CrowdStrike released a Preliminary Post Incident Review (PIR) on the faulty Falcon update explaining that a bug allowed bad data to pass its Content Validator and cause millions of Windows systems to crash on July 19, 2024.
The cybersecurity company explained that the issue was caused by a problematic content configuration update meant to gather telemetry on new threat techniques.
After passing the Content Validator, the update didn’t go through additional verifications due to trust in previous successful deployments of the underlying Inter-Process Communication (IPC) Template Type. Therefore, it wasn’t caught before it reached online hosts running Falcon version 7.11 and later.
The company realized the error and reverted the update within an hour.

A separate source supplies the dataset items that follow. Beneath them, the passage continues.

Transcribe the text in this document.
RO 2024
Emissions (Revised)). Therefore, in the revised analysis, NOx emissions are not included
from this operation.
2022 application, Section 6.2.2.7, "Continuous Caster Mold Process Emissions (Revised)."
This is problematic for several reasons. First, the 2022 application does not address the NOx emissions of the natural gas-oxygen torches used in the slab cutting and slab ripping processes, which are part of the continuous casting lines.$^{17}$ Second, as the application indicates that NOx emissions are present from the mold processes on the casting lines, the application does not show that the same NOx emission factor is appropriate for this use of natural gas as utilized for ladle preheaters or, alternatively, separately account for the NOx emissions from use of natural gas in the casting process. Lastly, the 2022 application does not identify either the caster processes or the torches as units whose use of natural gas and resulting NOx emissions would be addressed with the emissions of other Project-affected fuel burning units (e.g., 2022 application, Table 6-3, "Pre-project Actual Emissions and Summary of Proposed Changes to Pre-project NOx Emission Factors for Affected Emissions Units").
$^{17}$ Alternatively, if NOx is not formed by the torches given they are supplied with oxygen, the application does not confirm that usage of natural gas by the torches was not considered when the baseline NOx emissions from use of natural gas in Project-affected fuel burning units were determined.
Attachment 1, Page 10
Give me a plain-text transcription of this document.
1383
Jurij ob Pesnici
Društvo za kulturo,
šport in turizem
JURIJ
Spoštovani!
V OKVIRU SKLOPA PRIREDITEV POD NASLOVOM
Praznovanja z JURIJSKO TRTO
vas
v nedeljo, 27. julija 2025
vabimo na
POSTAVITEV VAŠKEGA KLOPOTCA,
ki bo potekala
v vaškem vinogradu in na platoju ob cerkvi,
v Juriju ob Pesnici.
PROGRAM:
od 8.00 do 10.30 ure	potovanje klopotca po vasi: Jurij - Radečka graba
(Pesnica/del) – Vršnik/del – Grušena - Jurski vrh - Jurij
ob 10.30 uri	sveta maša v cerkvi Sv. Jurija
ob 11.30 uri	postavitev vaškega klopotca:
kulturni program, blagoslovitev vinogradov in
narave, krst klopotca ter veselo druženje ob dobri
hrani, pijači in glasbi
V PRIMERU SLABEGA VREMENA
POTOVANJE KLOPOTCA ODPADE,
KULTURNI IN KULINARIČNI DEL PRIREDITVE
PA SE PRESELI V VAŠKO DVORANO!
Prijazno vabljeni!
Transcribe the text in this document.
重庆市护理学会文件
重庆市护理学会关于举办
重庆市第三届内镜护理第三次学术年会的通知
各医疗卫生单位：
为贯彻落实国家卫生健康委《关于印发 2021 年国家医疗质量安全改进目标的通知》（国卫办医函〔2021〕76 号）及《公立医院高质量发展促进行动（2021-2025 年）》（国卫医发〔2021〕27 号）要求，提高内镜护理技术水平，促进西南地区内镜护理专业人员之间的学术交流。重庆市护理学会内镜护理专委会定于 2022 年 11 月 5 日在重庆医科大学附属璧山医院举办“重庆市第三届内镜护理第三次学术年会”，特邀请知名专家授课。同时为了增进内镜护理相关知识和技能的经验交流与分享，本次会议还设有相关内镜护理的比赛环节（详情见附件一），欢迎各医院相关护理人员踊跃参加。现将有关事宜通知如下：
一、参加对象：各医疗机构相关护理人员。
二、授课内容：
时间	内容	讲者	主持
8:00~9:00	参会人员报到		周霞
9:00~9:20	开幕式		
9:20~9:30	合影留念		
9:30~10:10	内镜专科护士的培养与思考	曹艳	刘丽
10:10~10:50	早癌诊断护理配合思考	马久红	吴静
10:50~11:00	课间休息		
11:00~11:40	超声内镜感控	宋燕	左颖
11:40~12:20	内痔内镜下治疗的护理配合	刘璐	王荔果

However, by then, it was too late. Approximately 8.5 million Windows systems, if not more, suffered an out-of-bounds memory read and crashed when the Content Interpreter processed the new configuration update.
Inadequate testing
CrowdStrike uses configuration data called IPC Template Types that allows the Falcon sensor to detect suspicious behavior on devices where the software is installed.
IPC Templates are delivered through regular content updates that CrowdStrike calls ‘Rapid Response Content. ‘ This content adjusts the sensor’s detection capabilities to find new threats without requiring full updates by simply changing its configuration data.
In this case, CrowdStrike attempted to push a new configuration to detect malicious abuse of Named Pipes in common C2 frameworks.
While CrowdStrike has not specifically named the C2 frameworks it targeted, some researchers believe the update attempted to detect new named pipe features in Cobalt Strike. BleepingComputer contacted CrowdStrike on Monday about whether Cobalt Strike detections caused the issues but did not receive a response.
According to the company, the new IPC Template Type and the corresponding Template Instances tasked with implementing the new configuration were thoroughly tested using stress testing techniques.
These tests include resource utilization, system performance impact, event volume, and adverse system interactions.
The Content Validator, a component that checks and validates Template Instances, checked and approved three individual instances, which were pushed on March 5, April 8, and April 24, 2024, without a problem.
On July 19, two additional IPC Template Instances were deployed, with one containing the faulty configuration, which the Content Validator missed due to a bug.
CrowdStrike says that due to baseline trust from the previous tests and successful deployments, no additional testing like dynamic checks was performed, so the bad update reached clients, causing the massive global IT outage.
New measures
CrowdStrike is implementing several additional measures to prevent similar incidents in the future.
Specifically, the firm listed the following additional steps when testing Rapid Response Content:
- Local developer testing
- Content update and rollback testing
- Stress testing, fuzzing, and fault injection
- Stability testing
- Content interface testing
Moreover, additional validation checks will be added to the Content Validator, and error handling in the Content Interpreter will be improved to avoid such mistakes leading to inoperable Windows machines.
In what concerns Rapid Response Content deployment, the following changes are planned:
- Implement a staggered deployment strategy, starting with a small canary deployment before gradually expanding.
- Improve monitoring of sensor and system performance during deployments, using feedback to guide a phased rollout.
- Provide customers with more control over the delivery of Rapid Response Content updates, allowing them to choose when and where updates are deployed.
- Offer content update details via release notes, which customers can subscribe to for timely information.
Crowdstrike has promised to publish a more detailed root cause analysis post in the future, and more details will become available after the internal investigation is completed.